Vamos tirar a roupa

Vamos ficar de frente. Os olhos servirão de começo. Vamos retirar a tanga, a venda na testa, as impurezas dos cílios. Que sejam verdes, azuis, castanhos ou negros. Que estejam vermelhos ou úmidos, irritados ou distantes. Vamos arrancar os vestidos, abrir as janelas, olhar sem as respostas habituais.

Vamos ao cérebro. O gorro de indecisão deve ser destruído, assim como as culpas, as idéias pequenas e a impaciência. É do gorro que se proliferam as injustiças, a arquitetura da malvadeza, o desejo de matar. E para os gorros de lã, a facilidade de desnudar o cérebro puxando apenas um fio.

Ainda de frente, vamos para o nariz. Dele, está a terminação opulenta de uma máscara que impede os cheiros. Vamos tirar a roupa para os cheiros, para os puros, os agradáveis, os adocicados, os exuberantes e para todos os seus contrários.

Vamos, de perfil, continuar tirando a roupa. Agora, dos ouvidos. Que sejam enviados à fogueira os tampões, as bolinhas de algodão, as protetoras para a natação, as espécies famosas de mercador. Que entre apenas, através da nudez do pavilhão auricular, o necessário das canções, da verdade, da consciência, da voz divina. Mas vamos ficar atentos ao tumulto, ao tiroteio, à tempestade, à crítica. Que a cera seja retirada e que nada seja transportado de um ouvido para o outro: vamos manter a autonomia na audição.

Vamos tirar as calças da boca. Que isso aconteça delicada ou abruptamente, não importa. Que os lábios fiquem pelados, prontos para falar, gritar, dialogar, beijar, soprar, conciliar. Nua, a língua saberá o momento. Que o esparadrapo da omissão seja triturado, que o sabugo de milho também saia dos inertes ou dos manipulados, que não seja mencionada aquela metáfora sem graça do siri. Que os fantoches assumam suas bocas nuas, num estado de graça e certeza. Que as vestes jogadas sirvam de assombro para as bocas costuradas.
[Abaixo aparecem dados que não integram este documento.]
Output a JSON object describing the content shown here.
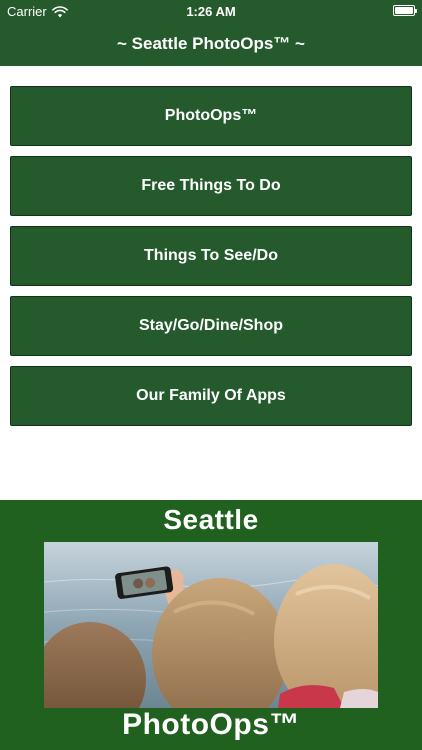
{
  "status_bar": {
    "carrier": "Carrier",
    "time": "1:26 AM"
  },
  "nav": {
    "title": "~ Seattle PhotoOps™ ~"
  },
  "menu": {
    "items": [
      {
        "label": "PhotoOps™"
      },
      {
        "label": "Free Things To Do"
      },
      {
        "label": "Things To See/Do"
      },
      {
        "label": "Stay/Go/Dine/Shop"
      },
      {
        "label": "Our Family Of Apps"
      }
    ]
  },
  "banner": {
    "title": "Seattle",
    "subtitle": "PhotoOps™"
  },
  "colors": {
    "brand_green": "#245a2c",
    "banner_green": "#20611f"
  }
}
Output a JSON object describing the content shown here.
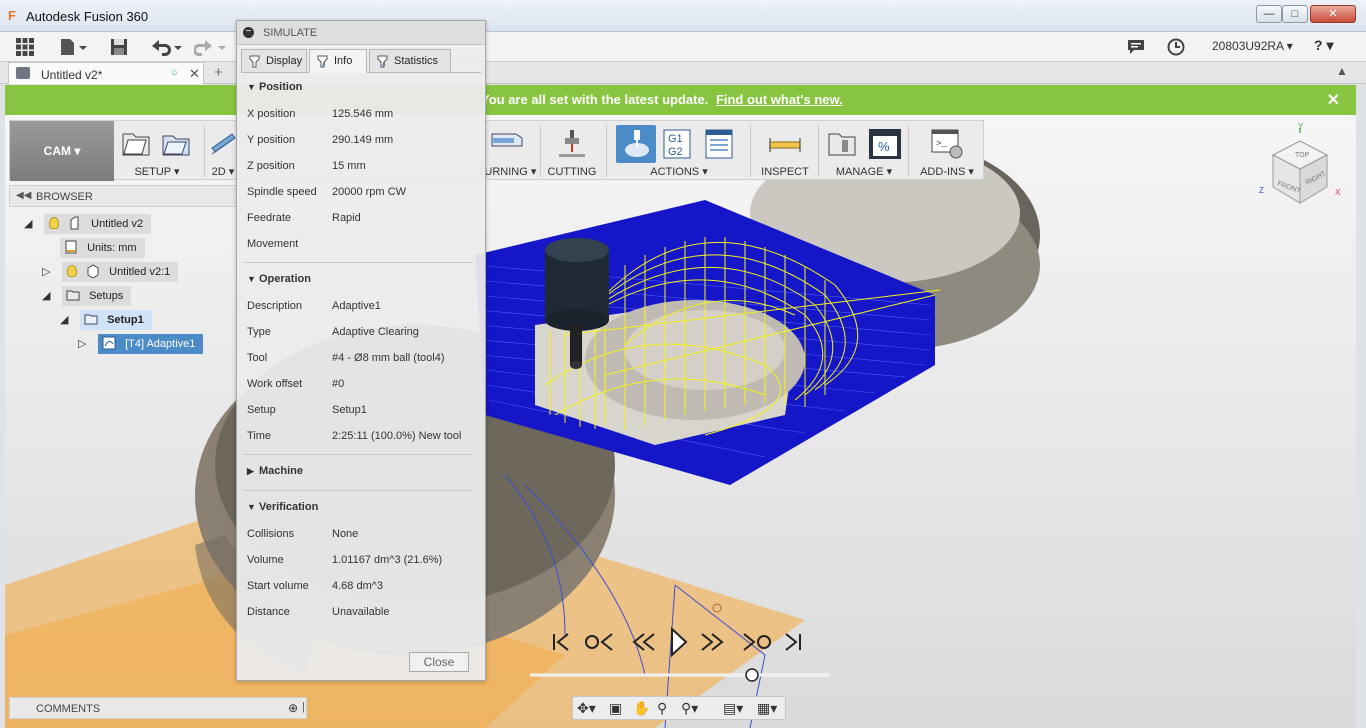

Vamos para o peito. Vamos tirar a roupa do peito. Que ele fique nu, com ou sem pelo, ao Sol, disposto ao trabalho, à luta que amanhece. E que ele, masculino ou feminino, amamente, pelo menos, os medrosos.

Vamos tirar a roupa do ventre. Que ele esteja revirado, sempre com uma criança ali, para ser gerada, para ser alimentada, para ser nascida. Vamos abrigar, todas as horas do dia, um senso de maternidade, um espírito de cuidado, essa coisa linda e gigantesca de amar.

Vamos arrancar as luvas. Que as mãos fiquem nuas para o aceno, para o companheiro, para o suor. Com as luvas, tanto as de boxe, quanto as de pelica, que sejam queimadas as correntes. Mãos nuas e inteiras para a liberdade, pois estar nu é estar inteiro e livre.

Vamos tirar as roupas dos pés: os chinelos da fraqueza, as sandálias do ócio, os sapatos da ignorância, as botas da crueldade, os mocassins da luxúria, os tamancos da avareza. Pés descalços, para que caminhem no deserto, no espinho, na água, na realidade. A nudez é o retrato de si mesmo: no banheiro se entrega e se pacifica, na pobreza se degenera, na sexualidade se confirma.

Vamos tirar a roupa, a roupa mesmo. Que sejamos desenhados nus, sem as folhinhas da parreira. Que sejamos capazes de aceitar a reprodução, a vitória da espécie humana, o prazer perpetuado ou a esterilidade.

As roupas inúteis da discórdia devem ser jogadas, claro, à inutilidade. Vamos tirar as que semeiam o desrespeito, mesmo as que estejam disfarçadas de tubinho, paletó, capa, blusa, saia, short ou manto. Vamos jogar fora todos os arcaísmos do corpo: a samba-canção, o tomara-que-caia, a anágua, o véu, a gravata.

Vamos saquear as lojas, as boutiques, os brechós, e todo o comércio especializado em roupas de apatia e fingimento. Após o saque, vamos partir para a destituição dos sacoleiros, dos comerciantes, dos atravessadores, dos representantes, dos investidores e dos produtores. Que toda a indústria da moda da mesquinharia seja sabotada: os desfiles, os modelos, os designers, os estilistas, os costureiros, os maquiadores e os cabeleireiros. Que toda a publicidade seja cancelada.

É hora de deixar a alma nua, para a limpeza. E vamos tirar tudo, antes que a força da camisa nos condene à clínica da loucura.